Brief an Thomas Platter

Übersetzung (Deutsch)

Übersetzung: Clemens Schlip (französischer Originaltext der Anmerkungen von David Amherdt)


Gruss. Ich habe Dir am 7. September, wenn ich mich nicht täusche, ein Gepäckstück von Matthieu Coignet geschickt, dessen Vater einst im Namen des französischen Königs bei den Schweizern als Gesandter war. Ich habe aber Dich damals gebeten, mein liebreichster Freund Platter, dass Du Dich darum kümmerst, dass es durch Buchhändler nach Paris gebracht wird.
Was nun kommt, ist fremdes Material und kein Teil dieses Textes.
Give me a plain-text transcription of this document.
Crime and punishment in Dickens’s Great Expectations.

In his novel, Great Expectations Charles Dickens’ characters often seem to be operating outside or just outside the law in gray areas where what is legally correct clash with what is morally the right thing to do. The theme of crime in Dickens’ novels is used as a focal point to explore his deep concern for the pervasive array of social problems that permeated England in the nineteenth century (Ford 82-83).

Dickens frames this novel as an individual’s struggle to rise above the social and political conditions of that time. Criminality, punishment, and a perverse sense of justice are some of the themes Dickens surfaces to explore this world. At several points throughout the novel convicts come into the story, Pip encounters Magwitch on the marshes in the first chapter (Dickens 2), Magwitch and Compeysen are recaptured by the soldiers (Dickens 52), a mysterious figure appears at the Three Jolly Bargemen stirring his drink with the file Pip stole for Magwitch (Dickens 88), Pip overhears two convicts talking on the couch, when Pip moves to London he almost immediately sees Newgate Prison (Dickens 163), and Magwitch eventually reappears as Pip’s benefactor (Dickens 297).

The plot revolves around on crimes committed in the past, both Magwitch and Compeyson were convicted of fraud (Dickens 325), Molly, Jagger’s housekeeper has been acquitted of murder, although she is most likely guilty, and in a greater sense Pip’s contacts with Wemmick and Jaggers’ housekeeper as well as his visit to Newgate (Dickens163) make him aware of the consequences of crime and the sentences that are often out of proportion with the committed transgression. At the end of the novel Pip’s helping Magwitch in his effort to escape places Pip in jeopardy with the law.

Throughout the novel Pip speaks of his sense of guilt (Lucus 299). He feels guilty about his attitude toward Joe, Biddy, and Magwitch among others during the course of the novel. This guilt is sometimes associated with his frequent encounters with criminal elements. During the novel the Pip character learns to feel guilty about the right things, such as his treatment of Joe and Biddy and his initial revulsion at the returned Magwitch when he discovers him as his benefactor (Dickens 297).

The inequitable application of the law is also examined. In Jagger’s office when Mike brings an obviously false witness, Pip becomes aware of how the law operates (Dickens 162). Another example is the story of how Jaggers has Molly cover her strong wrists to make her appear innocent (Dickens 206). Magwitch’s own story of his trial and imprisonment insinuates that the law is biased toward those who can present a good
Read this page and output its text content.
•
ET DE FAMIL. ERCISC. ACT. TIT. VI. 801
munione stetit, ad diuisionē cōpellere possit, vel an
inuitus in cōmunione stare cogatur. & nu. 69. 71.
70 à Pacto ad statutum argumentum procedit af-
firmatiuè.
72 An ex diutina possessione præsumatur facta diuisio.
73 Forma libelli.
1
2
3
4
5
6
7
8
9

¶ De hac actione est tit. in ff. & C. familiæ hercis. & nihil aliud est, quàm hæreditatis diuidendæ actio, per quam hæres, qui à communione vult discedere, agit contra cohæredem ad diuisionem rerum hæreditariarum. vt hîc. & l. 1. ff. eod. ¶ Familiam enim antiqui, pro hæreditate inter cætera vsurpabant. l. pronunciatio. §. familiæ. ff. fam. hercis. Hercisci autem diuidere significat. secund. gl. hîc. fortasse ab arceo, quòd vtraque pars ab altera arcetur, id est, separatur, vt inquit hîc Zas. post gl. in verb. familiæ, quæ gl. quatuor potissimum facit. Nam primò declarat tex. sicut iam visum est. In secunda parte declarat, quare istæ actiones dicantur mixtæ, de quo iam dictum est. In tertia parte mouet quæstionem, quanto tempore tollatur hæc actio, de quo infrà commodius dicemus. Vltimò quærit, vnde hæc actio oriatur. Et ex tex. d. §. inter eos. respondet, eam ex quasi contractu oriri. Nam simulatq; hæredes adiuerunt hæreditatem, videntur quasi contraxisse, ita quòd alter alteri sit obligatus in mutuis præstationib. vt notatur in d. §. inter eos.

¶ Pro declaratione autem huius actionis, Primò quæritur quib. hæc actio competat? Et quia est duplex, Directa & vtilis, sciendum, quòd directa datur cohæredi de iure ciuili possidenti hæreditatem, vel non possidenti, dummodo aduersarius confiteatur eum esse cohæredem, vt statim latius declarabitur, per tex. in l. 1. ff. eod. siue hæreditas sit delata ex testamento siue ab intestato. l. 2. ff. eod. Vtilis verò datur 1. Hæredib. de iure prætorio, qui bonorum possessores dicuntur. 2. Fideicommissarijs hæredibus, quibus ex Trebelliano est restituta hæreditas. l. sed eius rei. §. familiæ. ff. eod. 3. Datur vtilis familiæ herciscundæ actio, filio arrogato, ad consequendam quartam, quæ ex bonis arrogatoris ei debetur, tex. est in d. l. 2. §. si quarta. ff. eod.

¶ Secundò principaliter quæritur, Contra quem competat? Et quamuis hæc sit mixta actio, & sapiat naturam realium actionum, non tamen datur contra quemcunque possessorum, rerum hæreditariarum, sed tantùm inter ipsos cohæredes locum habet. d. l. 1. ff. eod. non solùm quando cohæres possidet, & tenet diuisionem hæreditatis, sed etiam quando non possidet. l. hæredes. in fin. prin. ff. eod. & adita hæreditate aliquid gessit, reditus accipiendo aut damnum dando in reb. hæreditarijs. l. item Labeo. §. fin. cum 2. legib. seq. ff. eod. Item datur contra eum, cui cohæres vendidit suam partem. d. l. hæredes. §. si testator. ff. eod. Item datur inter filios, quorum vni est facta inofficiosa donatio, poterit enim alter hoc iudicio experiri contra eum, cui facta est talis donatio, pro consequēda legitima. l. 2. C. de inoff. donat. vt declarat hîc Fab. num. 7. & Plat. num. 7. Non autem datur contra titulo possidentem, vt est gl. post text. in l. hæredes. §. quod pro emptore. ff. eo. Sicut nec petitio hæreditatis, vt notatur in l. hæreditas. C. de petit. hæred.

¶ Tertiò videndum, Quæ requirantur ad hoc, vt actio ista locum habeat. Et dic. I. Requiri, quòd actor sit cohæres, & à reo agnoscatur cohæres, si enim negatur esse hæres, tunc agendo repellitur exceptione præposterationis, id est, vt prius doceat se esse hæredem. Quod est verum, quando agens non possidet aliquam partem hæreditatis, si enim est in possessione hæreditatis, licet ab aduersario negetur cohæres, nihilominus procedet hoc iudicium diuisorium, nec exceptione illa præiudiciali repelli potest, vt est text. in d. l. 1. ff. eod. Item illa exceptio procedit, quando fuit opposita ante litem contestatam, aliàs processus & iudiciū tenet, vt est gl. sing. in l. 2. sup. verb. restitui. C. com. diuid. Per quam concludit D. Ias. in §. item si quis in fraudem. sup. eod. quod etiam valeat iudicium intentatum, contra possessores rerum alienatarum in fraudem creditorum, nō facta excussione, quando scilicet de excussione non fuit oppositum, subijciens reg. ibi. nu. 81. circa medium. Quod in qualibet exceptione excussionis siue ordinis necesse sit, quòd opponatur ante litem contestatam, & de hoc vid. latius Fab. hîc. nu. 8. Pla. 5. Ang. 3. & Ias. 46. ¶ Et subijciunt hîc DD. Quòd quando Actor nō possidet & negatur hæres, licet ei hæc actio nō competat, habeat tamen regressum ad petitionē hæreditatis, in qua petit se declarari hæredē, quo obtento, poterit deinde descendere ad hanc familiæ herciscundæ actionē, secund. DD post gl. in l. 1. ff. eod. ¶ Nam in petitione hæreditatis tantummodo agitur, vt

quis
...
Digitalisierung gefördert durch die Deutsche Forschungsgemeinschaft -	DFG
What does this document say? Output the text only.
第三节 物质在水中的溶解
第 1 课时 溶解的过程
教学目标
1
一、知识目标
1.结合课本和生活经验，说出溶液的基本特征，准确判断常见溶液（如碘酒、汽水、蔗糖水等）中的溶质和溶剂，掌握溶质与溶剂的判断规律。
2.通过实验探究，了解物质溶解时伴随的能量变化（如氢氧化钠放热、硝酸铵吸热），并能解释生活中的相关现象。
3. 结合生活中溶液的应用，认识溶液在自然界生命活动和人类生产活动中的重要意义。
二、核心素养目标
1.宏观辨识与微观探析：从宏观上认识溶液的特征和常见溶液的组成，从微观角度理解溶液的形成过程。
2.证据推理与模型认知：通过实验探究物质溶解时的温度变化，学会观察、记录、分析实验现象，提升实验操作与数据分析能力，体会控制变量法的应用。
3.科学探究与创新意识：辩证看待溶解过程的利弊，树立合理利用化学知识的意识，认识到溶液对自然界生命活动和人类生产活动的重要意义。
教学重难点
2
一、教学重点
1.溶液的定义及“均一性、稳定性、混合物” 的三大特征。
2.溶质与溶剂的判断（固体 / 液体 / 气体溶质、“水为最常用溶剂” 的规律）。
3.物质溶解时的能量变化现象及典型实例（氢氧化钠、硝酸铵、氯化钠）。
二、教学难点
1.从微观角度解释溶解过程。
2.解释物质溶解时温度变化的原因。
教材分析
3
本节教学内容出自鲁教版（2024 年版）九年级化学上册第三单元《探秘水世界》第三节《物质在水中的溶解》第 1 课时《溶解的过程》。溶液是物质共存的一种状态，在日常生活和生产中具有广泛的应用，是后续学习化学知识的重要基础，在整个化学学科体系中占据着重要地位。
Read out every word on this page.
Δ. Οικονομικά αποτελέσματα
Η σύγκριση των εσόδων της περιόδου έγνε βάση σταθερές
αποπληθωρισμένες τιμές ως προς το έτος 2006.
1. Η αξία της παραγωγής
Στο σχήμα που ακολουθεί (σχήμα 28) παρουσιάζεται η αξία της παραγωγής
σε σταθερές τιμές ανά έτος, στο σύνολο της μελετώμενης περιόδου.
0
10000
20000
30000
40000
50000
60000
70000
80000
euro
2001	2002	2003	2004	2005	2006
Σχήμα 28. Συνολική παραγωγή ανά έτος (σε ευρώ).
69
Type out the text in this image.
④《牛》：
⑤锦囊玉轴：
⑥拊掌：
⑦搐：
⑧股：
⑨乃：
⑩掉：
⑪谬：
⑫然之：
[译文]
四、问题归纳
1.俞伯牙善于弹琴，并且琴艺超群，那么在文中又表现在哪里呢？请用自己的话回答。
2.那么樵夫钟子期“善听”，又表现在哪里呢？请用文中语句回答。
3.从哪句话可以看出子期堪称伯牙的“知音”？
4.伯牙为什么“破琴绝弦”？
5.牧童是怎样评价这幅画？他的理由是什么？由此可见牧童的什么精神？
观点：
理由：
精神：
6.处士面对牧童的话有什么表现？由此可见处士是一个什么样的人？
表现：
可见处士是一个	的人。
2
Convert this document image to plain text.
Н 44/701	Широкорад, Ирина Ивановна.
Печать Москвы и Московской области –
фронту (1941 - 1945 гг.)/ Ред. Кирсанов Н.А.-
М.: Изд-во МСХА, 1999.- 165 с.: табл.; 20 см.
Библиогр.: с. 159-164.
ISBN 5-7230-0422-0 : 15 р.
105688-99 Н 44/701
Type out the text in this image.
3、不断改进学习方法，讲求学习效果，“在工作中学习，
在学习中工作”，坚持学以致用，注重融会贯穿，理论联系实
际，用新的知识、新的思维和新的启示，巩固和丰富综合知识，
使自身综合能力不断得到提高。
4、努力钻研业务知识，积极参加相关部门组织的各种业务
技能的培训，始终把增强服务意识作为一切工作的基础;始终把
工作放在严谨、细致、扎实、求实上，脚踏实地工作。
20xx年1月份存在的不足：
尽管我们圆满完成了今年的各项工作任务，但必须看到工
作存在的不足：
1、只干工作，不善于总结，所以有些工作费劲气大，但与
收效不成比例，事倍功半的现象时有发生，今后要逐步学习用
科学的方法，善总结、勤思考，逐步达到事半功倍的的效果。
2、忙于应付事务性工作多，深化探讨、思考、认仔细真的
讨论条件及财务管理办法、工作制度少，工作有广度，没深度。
Mein Kutscher Hotzius meldete mir später, Du habest dies versprochen. Und ich zweifle nicht an Deiner Verlässlichkeit, die ich schon seit vielen Jahren sehr klar erkenne. Weil ich aber aus einem Brief des Herrn Coignet vom 3. Dezember aus Paris erfahren habe, dass ihm sein Gepäck noch nicht zugestellt worden ist, bitte ich Dich sehr dringend, mir möglichst rasch anzugeben, durch wen und zu welchem Zeitpunkt es überstellt worden ist, damit ich Herrn Coignet darüber informieren kann und er es von denen zurückfordern kann, die es mit ihren Gepäckstücken zusammengestellt haben. Es fällt mir schwer, dass ich Dir aufs Neue lästig fallen muss. Aber was soll ich tun, mein lieber Platter, da mich dazu sowohl meine Freundschaft zu Herrn Coignet ermahnt wie auch Dein menschlicher Anstand mich dazu einlädt.

Über meine Angelegenheiten kann ich Dir nichts schreiben, ausser etwas, von dem ich weiss, dass Du es schon längst weisst: Ich bin in Trauer wegen des Todes meiner hochgeliebten Ehefrau. Denn auch wenn ich weiss, dass man geduldig ertragen muss, was der Herr uns auferlegt, und ich mich nicht über seinen Willen beklagen werde, kann ich mich doch nicht ohne Bitterkeit an jene Frau erinnern, die mit mir 24 Jahre hindurch in sehr grosser Liebe zusammengelebt hat und deren lebendiges Abbild mir täglich in unseren überaus lieblichen Kindern begegnet. Meine Trauer über ihren Tod hat noch der Tod von zwei Töchtern Bullingers vermehrt, die ihr innerhalb von zehn Tagen gefolgt sind. Zu ihnen kam noch der Herr Gessner hinzu: Wie viel sowohl unsere Schule als auch die öffentlichen Studien mit diesem Mann verloren haben, weiss jeder Gebildete. In diesem Jahr hat Gott zwar weniger Leute von uns hinweggenommen, aber dabei hat er gleichsam die ausgewählt, die bei allen eine sehr grosse Sehnsucht nach sich hinterlassen haben. Im Moment ist die Seuche im Ganzen betrachtet zur Ruhe gekommen, aber wir wissen nicht, ob dieser Friede stark und stabil ist, oder ob es sich nur um einen einige Tage anhaltenden Waffenstillstand handelt. Aber es geschehe der Wille des Herrn, den ich bitte, dass er dieses Jahr für Dich und die Deinen sehr glücklich machen möge. Grüsse von mir Magister Severin, Johannes Hospinanus, Herrn Oporinus und die übrigen Freunde. Lebe wohl, mein Bruder, und liebe auch weiterhin mich, der ich Dich so sehr liebe. Zürich, am 1. Januar 1566.

Dein Rudolf Gwalther.

Adresse: An den aussergewöhnlich gebildeten und frommen Herrn Thomas Platter, seinen alten Freund und seinen hochgeliebten Bruder.